The R.A.G. Files: Shat Roberts Predicts 2007 Terrorist Plot From God

Thursday, January 04, 2007

Shat Roberts Predicts 2007 Terrorist Plot From God

VIRGINIA. As famous TV Evangilist Shat Roberts sat soaking in his 5 yard jacuzzi, sipping Jesus Juice, and reading "How to Create Your Own Holy Crusade for Fun and Profit", the heavens opened up and the Lord spoke...
"SHAT!" thundered the Lord, "GET THINE LAZY ARSE FROM OUT OF THAT HOT TUB AND COME HITHER SO THAT I MAY TELL YOU WHAT WILL HAPPEN IN THE NEXT YEAR!"

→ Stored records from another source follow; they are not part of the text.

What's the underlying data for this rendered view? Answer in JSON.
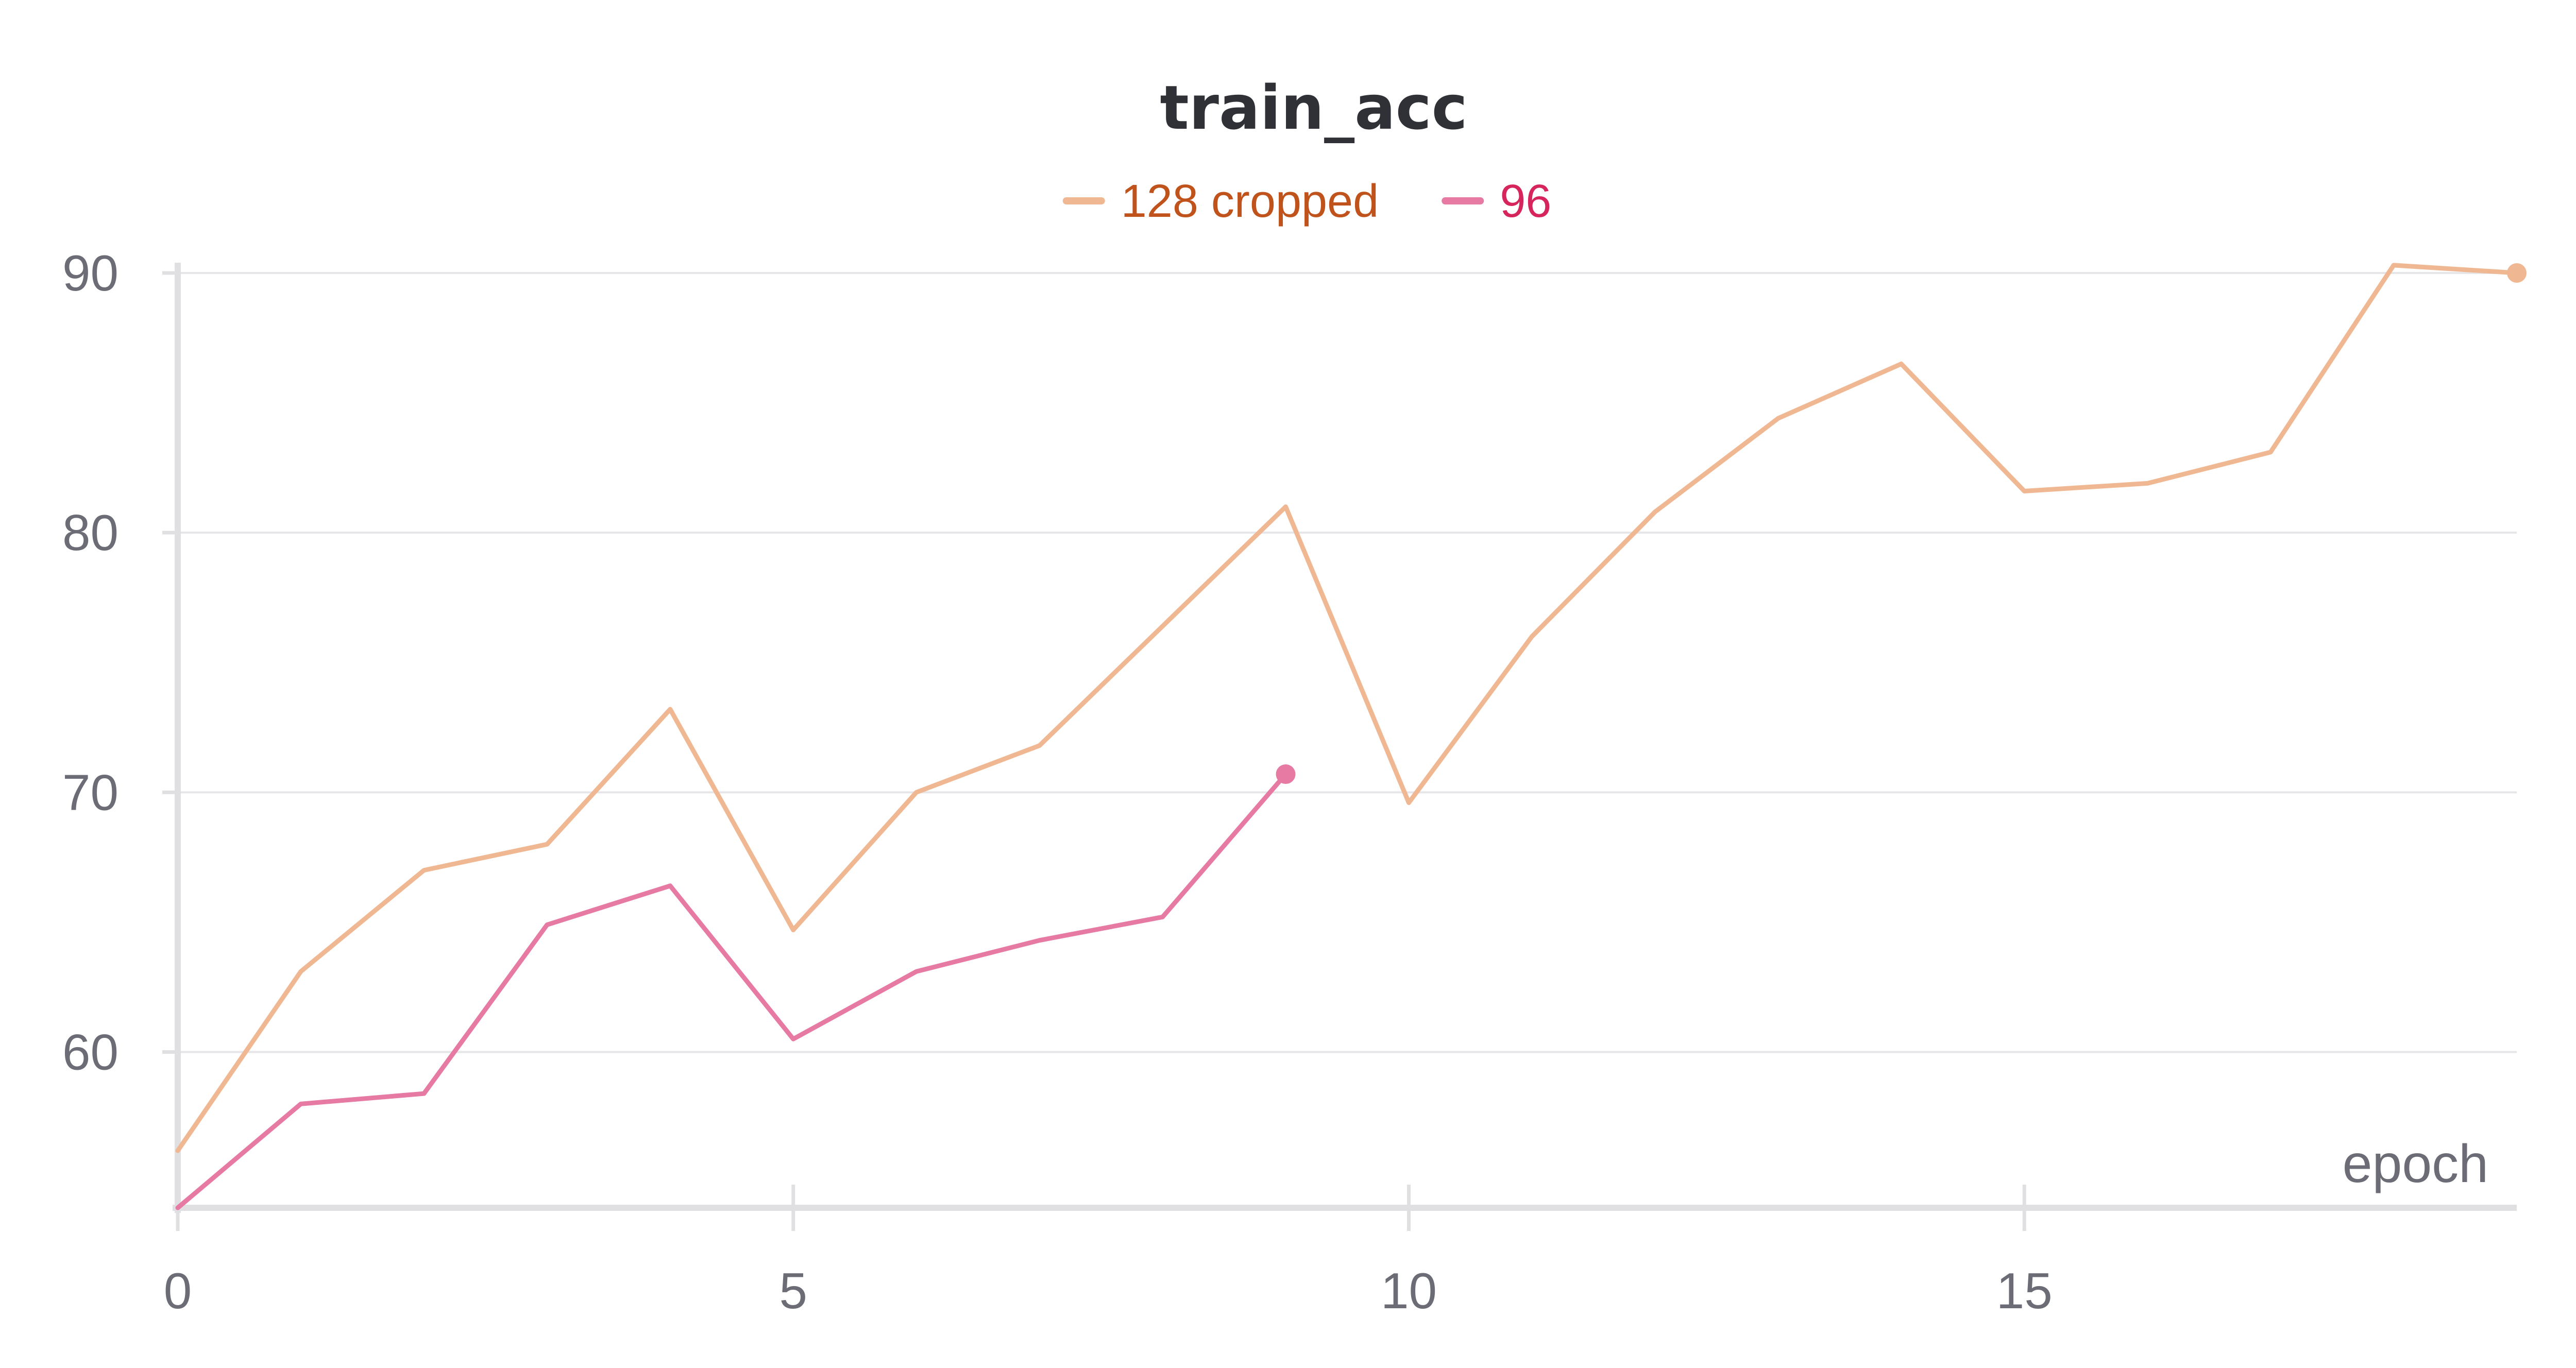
{
  "chart_data": {
    "type": "line",
    "title": "train_acc",
    "xlabel": "epoch",
    "ylabel": "",
    "xlim": [
      0,
      19
    ],
    "ylim": [
      54,
      90
    ],
    "x_ticks": [
      0,
      5,
      10,
      15
    ],
    "y_ticks": [
      60,
      70,
      80,
      90
    ],
    "grid": true,
    "legend_position": "top-center",
    "series": [
      {
        "name": "128 cropped",
        "color": "#f0b892",
        "label_color": "#c0531b",
        "x": [
          0,
          1,
          2,
          3,
          4,
          5,
          6,
          7,
          8,
          9,
          10,
          11,
          12,
          13,
          14,
          15,
          16,
          17,
          18,
          19
        ],
        "y": [
          56.2,
          63.1,
          67.0,
          68.0,
          73.2,
          64.7,
          70.0,
          71.8,
          76.4,
          81.0,
          69.6,
          76.0,
          80.8,
          84.4,
          86.5,
          81.6,
          81.9,
          83.1,
          90.3,
          90.0
        ]
      },
      {
        "name": "96",
        "color": "#e67aa2",
        "label_color": "#d6245c",
        "x": [
          0,
          1,
          2,
          3,
          4,
          5,
          6,
          7,
          8,
          9
        ],
        "y": [
          54.0,
          58.0,
          58.4,
          64.9,
          66.4,
          60.5,
          63.1,
          64.3,
          65.2,
          70.7
        ]
      }
    ]
  }
}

After his conference with the almighty, Shat held a press conference from the balcony of his large estate which overlooks his Shat Roberts Bible College.

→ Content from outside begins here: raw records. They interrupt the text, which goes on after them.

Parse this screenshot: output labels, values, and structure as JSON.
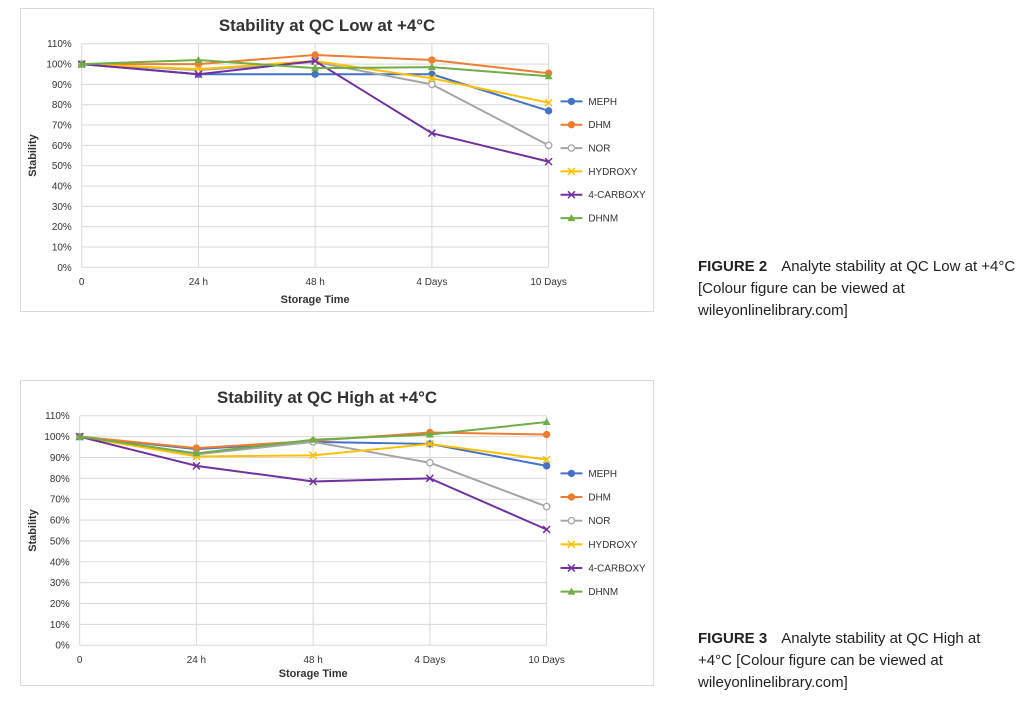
{
  "colors": {
    "MEPH": "#4472C4",
    "DHM": "#ED7D31",
    "NOR": "#A5A5A5",
    "HYDROXY": "#FFC000",
    "4-CARBOXY": "#7030A0",
    "DHNM": "#70AD47"
  },
  "chart_data": [
    {
      "type": "line",
      "title": "Stability at QC Low at +4°C",
      "xlabel": "Storage Time",
      "ylabel": "Stability",
      "categories": [
        "0",
        "24 h",
        "48 h",
        "4 Days",
        "10 Days"
      ],
      "y_ticks": [
        "0%",
        "10%",
        "20%",
        "30%",
        "40%",
        "50%",
        "60%",
        "70%",
        "80%",
        "90%",
        "100%",
        "110%"
      ],
      "ylim": [
        0,
        110
      ],
      "grid": true,
      "legend": "right",
      "series": [
        {
          "name": "MEPH",
          "marker": "circle",
          "values": [
            100,
            95,
            95,
            95,
            77
          ]
        },
        {
          "name": "DHM",
          "marker": "circle",
          "values": [
            100,
            100,
            104.5,
            102,
            95.5
          ]
        },
        {
          "name": "NOR",
          "marker": "open-circle",
          "values": [
            100,
            97,
            101,
            90,
            60
          ]
        },
        {
          "name": "HYDROXY",
          "marker": "x",
          "values": [
            100,
            97.5,
            101.5,
            93,
            81
          ]
        },
        {
          "name": "4-CARBOXY",
          "marker": "x",
          "values": [
            100,
            95,
            101.5,
            66,
            52
          ]
        },
        {
          "name": "DHNM",
          "marker": "triangle",
          "values": [
            100,
            102,
            98,
            98.5,
            94
          ]
        }
      ]
    },
    {
      "type": "line",
      "title": "Stability at QC High at +4°C",
      "xlabel": "Storage Time",
      "ylabel": "Stability",
      "categories": [
        "0",
        "24 h",
        "48 h",
        "4 Days",
        "10 Days"
      ],
      "y_ticks": [
        "0%",
        "10%",
        "20%",
        "30%",
        "40%",
        "50%",
        "60%",
        "70%",
        "80%",
        "90%",
        "100%",
        "110%"
      ],
      "ylim": [
        0,
        110
      ],
      "grid": true,
      "legend": "right",
      "series": [
        {
          "name": "MEPH",
          "marker": "circle",
          "values": [
            100,
            94,
            97.5,
            96.5,
            86
          ]
        },
        {
          "name": "DHM",
          "marker": "circle",
          "values": [
            100,
            94.5,
            98,
            102,
            101
          ]
        },
        {
          "name": "NOR",
          "marker": "open-circle",
          "values": [
            100,
            91.5,
            97.5,
            87.5,
            66.5
          ]
        },
        {
          "name": "HYDROXY",
          "marker": "x",
          "values": [
            100,
            90.5,
            91,
            96.5,
            89
          ]
        },
        {
          "name": "4-CARBOXY",
          "marker": "x",
          "values": [
            100,
            86,
            78.5,
            80,
            55.5
          ]
        },
        {
          "name": "DHNM",
          "marker": "triangle",
          "values": [
            100,
            92,
            98.5,
            101,
            107
          ]
        }
      ]
    }
  ],
  "captions": [
    {
      "label": "FIGURE 2",
      "text": "Analyte stability at QC Low at +4°C [Colour figure can be viewed at wileyonlinelibrary.com]"
    },
    {
      "label": "FIGURE 3",
      "text": "Analyte stability at QC High at +4°C [Colour figure can be viewed at wileyonlinelibrary.com]"
    }
  ]
}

"People of Earth!" Shat shouted, "The Lord has spoken to me with tongues of fire. He does not bring me a message of hope but of death!! On American soil!! From Terrorists!! Come to Him now people! Give the Lord your credit cards and savings accounts, and you shall be saved from the heathen plot in 2007!!"
Leading a group of new eccstatic follwers, Shat marched them into his University for reprogramming singing "Onward Christian Sooooo-oh-jurrrss!"